In the second stanza, I want to keep the idea that it's not nightfall darkening the room but something else, and I've replaced that lazy verb "is" with one more active, "tick," which should suggest the sameness and boredom of a day in the life of a man who's lost his memory, if not his mind.  For I decided that I don't want to be too upfront about the sick man's condition; it's the product of it--a misplaced sense of time--that is the important thing here.  More than this, though, 2 p.m. may be a stubborn fact, but in the larger context of a man's failing mind, hardly material; that is, "not worth mentioning." 

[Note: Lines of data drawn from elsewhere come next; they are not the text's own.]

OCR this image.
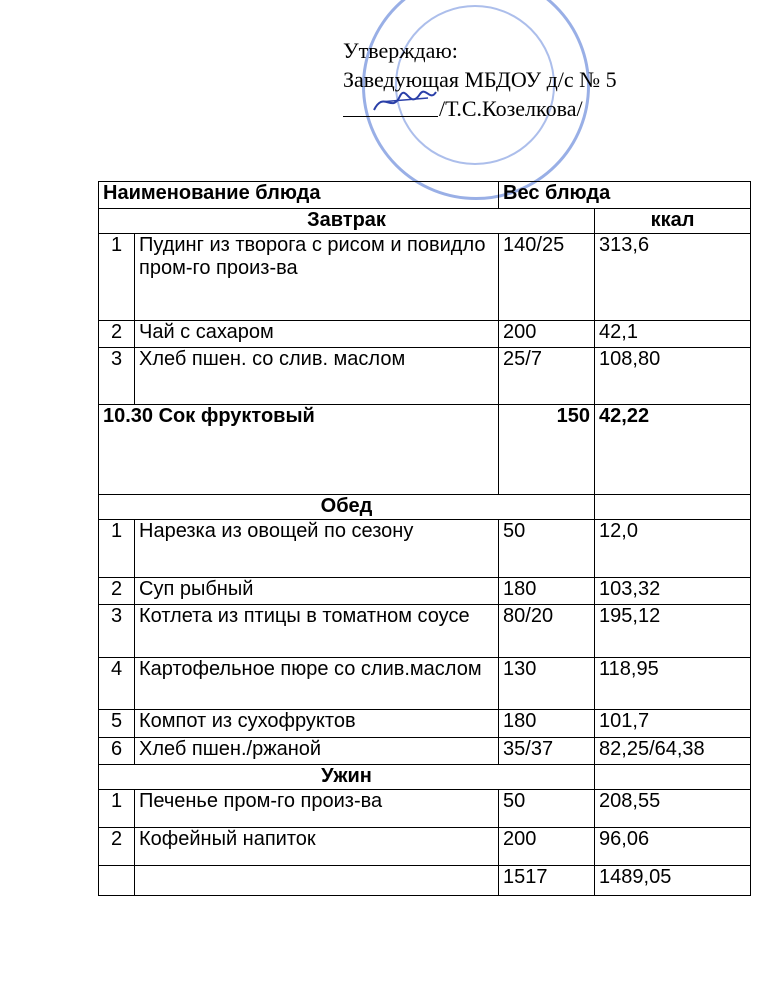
Утверждаю:
Заведующая МБДОУ д/с № 5
/Т.С.Козелкова/
Наименование блюда		Вес блюда	
Завтрак			ккал
1	Пудинг из творога с рисом и повидло пром-го произ-ва	140/25	313,6
2	Чай с сахаром	200	42,1
3	Хлеб пшен. со слив. маслом	25/7	108,80
10.30 Сок фруктовый		150	42,22
Обед			
1	Нарезка из овощей по сезону	50	12,0
2	Суп рыбный	180	103,32
3	Котлета из птицы в томатном соусе	80/20	195,12
4	Картофельное пюре со слив.маслом	130	118,95
5	Компот из сухофруктов	180	101,7
6	Хлеб пшен./ржаной	35/37	82,25/64,38
Ужин			
1	Печенье пром-го произ-ва	50	208,55
2	Кофейный напиток	200	96,06
		1517	1489,05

So in this new version of the poem, we have two men miscommunicating about the time of day and the cause for the room growing darker, both unable to convince the other of the truth of it.  All by suggestion through images.  This makes the poem a poem, in my mind.  It gestures rather than explains.  Which makes the closing stanza that much more poignant, I think.  And which is why I chose to open it with an assenting word, as if the speaker hasn't merely given up on the facts of the matter, on his argument, but has come round to the sick man's larger meaning: I'm dying.  The poem is helped in this respect by the wonderful word, boulder, from our word-prompt project.  By the end of the poem, the fact of impending death is as plain as a boulder.

So I think what I've done in re-revising this poem is to see it again or anew, which is what revision means, and to make better art of it.  Have I cut too much?  I was happy, imperfectly maybe, but still pleased with the earlier version.  That one itself was the result of several drafts of cutting and eliminating.  But what I like about this new version is its suggestiveness.

Sometimes it feels like drudgery having another look and another at a poem that has already been looked at, looked over, looked upon numerous times.  It feels like maybe you're about to cut into bone.  But if you get to a better outcome, as I think I have with this version, that drudge is worth doing.